Operations at Canada Post will resume at 8 a.m. local time on Tuesday, Dec. 17, the company said, after the Canada Industrial Relations Board ordered a return to work.

Labour Minister Steven MacKinnon on Friday directed the Canada Industrial Relations Board to order the 55,000 picketing employees back to work if a deal wasn't doable before the end of the year.

After two days of hearings over the weekend, Canada Post said the board determined negotiations between the Crown corporation and the Canadian Union of Postal Workers are at an impasse.

As directed by the minister, the labour board has extended the union contracts through May to allow additional time for the bargaining process to unfold.

In the meantime, Canada Post says it has agreed with the union to implement a five per cent wage increase, retroactive to the day after the collective agreements expired.

The union did not immediately respond to a request for comment about the resumption of work.

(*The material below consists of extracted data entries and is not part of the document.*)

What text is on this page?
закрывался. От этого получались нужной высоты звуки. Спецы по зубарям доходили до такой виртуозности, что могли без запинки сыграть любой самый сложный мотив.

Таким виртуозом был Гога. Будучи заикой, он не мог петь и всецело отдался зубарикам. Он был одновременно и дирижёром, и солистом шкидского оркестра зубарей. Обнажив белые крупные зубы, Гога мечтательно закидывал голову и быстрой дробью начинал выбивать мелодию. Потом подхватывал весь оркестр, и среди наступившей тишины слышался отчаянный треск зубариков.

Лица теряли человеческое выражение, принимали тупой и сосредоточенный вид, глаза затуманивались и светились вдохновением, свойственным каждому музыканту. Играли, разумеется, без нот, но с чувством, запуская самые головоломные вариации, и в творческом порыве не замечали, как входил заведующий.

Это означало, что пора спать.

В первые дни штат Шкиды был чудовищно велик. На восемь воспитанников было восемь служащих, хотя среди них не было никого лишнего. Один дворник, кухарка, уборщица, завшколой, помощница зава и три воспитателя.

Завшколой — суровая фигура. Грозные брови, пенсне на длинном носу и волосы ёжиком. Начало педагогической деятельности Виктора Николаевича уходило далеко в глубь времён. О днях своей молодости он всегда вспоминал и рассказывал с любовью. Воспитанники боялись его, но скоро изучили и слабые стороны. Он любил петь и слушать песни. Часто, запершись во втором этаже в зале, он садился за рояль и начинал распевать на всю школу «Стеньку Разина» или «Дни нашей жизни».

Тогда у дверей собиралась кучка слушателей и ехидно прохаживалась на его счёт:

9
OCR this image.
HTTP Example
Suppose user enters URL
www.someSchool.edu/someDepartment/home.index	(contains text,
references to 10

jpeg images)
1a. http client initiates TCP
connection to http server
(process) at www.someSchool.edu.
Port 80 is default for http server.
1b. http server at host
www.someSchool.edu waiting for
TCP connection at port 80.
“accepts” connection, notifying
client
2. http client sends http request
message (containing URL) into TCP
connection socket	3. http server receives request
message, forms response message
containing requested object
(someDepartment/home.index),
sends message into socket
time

It said on Friday that MacKinnon's intervention was part of a troubling pattern in which the government lets employers off the hook from bargaining in good faith with workers and their unions.

Business groups had increasingly been calling on the government to intervene as companies and individuals scrambled to find alternative modes of delivery with the holiday shopping season in full swing.

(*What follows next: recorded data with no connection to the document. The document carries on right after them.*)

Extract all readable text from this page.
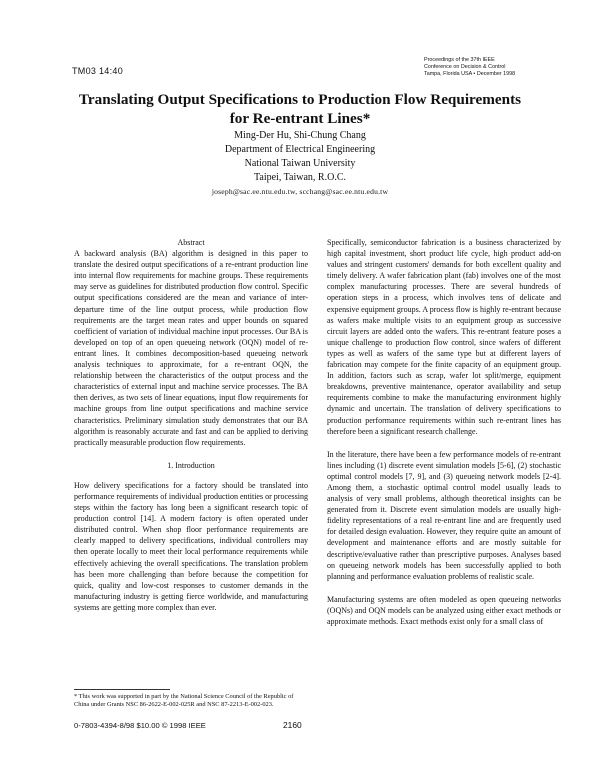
TM03 14:40
Proceedings of the 37th IEEE
Conference on Decision & Control
Tampa, Florida USA • December 1998
Translating Output Specifications to Production Flow Requirements
for Re-entrant Lines*
Ming-Der Hu, Shi-Chung Chang
Department of Electrical Engineering
National Taiwan University
Taipei, Taiwan, R.O.C.
joseph@sac.ee.ntu.edu.tw, scchang@sac.ee.ntu.edu.tw
Abstract

A backward analysis (BA) algorithm is designed in this paper to translate the desired output specifications of a re-entrant production line into internal flow requirements for machine groups. These requirements may serve as guidelines for distributed production flow control. Specific output specifications considered are the mean and variance of inter-departure time of the line output process, while production flow requirements are the target mean rates and upper bounds on squared coefficient of variation of individual machine input processes. Our BA is developed on top of an open queueing network (OQN) model of re-entrant lines. It combines decomposition-based queueing network analysis techniques to approximate, for a re-entrant OQN, the relationship between the characteristics of the output process and the characteristics of external input and machine service processes. The BA then derives, as two sets of linear equations, input flow requirements for machine groups from line output specifications and machine service characteristics. Preliminary simulation study demonstrates that our BA algorithm is reasonably accurate and fast and can be applied to deriving practically measurable production flow requirements.

1. Introduction

How delivery specifications for a factory should be translated into performance requirements of individual production entities or processing steps within the factory has long been a significant research topic of production control [14]. A modern factory is often operated under distributed control. When shop floor performance requirements are clearly mapped to delivery specifications, individual controllers may then operate locally to meet their local performance requirements while effectively achieving the overall specifications. The translation problem has been more challenging than before because the competition for quick, quality and low-cost responses to customer demands in the manufacturing industry is getting fierce worldwide, and manufacturing systems are getting more complex than ever.

* This work was supported in part by the National Science Council of the Republic of China under Grants NSC 86-2622-E-002-025R and NSC 87-2213-E-002-023.

Specifically, semiconductor fabrication is a business characterized by high capital investment, short product life cycle, high product add-on values and stringent customers' demands for both excellent quality and timely delivery. A wafer fabrication plant (fab) involves one of the most complex manufacturing processes. There are several hundreds of operation steps in a process, which involves tens of delicate and expensive equipment groups. A process flow is highly re-entrant because as wafers make multiple visits to an equipment group as successive circuit layers are added onto the wafers. This re-entrant feature poses a unique challenge to production flow control, since wafers of different types as well as wafers of the same type but at different layers of fabrication may compete for the finite capacity of an equipment group. In addition, factors such as scrap, wafer lot split/merge, equipment breakdowns, preventive maintenance, operator availability and setup requirements combine to make the manufacturing environment highly dynamic and uncertain. The translation of delivery specifications to production performance requirements within such re-entrant lines has therefore been a significant research challenge.

In the literature, there have been a few performance models of re-entrant lines including (1) discrete event simulation models [5-6], (2) stochastic optimal control models [7, 9], and (3) queueing network models [2-4]. Among them, a stochastic optimal control model usually leads to analysis of very small problems, although theoretical insights can be generated from it. Discrete event simulation models are usually high-fidelity representations of a real re-entrant line and are frequently used for detailed design evaluation. However, they require quite an amount of development and maintenance efforts and are mostly suitable for descriptive/evaluative rather than prescriptive purposes. Analyses based on queueing network models has been successfully applied to both planning and performance evaluation problems of realistic scale.

Manufacturing systems are often modeled as open queueing networks (OQNs) and OQN models can be analyzed using either exact methods or approximate methods. Exact methods exist only for a small class of

0-7803-4394-8/98 $10.00 © 1998 IEEE	2160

Ottawa used section 107 of the Labour Code to issue its directive Friday, after using the same powers to intervene earlier this year in disputes at the country's railways and ports, directing the board to order workers back to work and impose binding arbitration.

MacKinnon called the move a creative solution by not sending the matter directly to binding arbitration — as the government did in the earlier standoffs.

"We're calling a timeout," MacKinnon told reporters in Ottawa on Friday.

"Suffice to say positions appeared to have hardened and it became clear to me we were in a total impasse."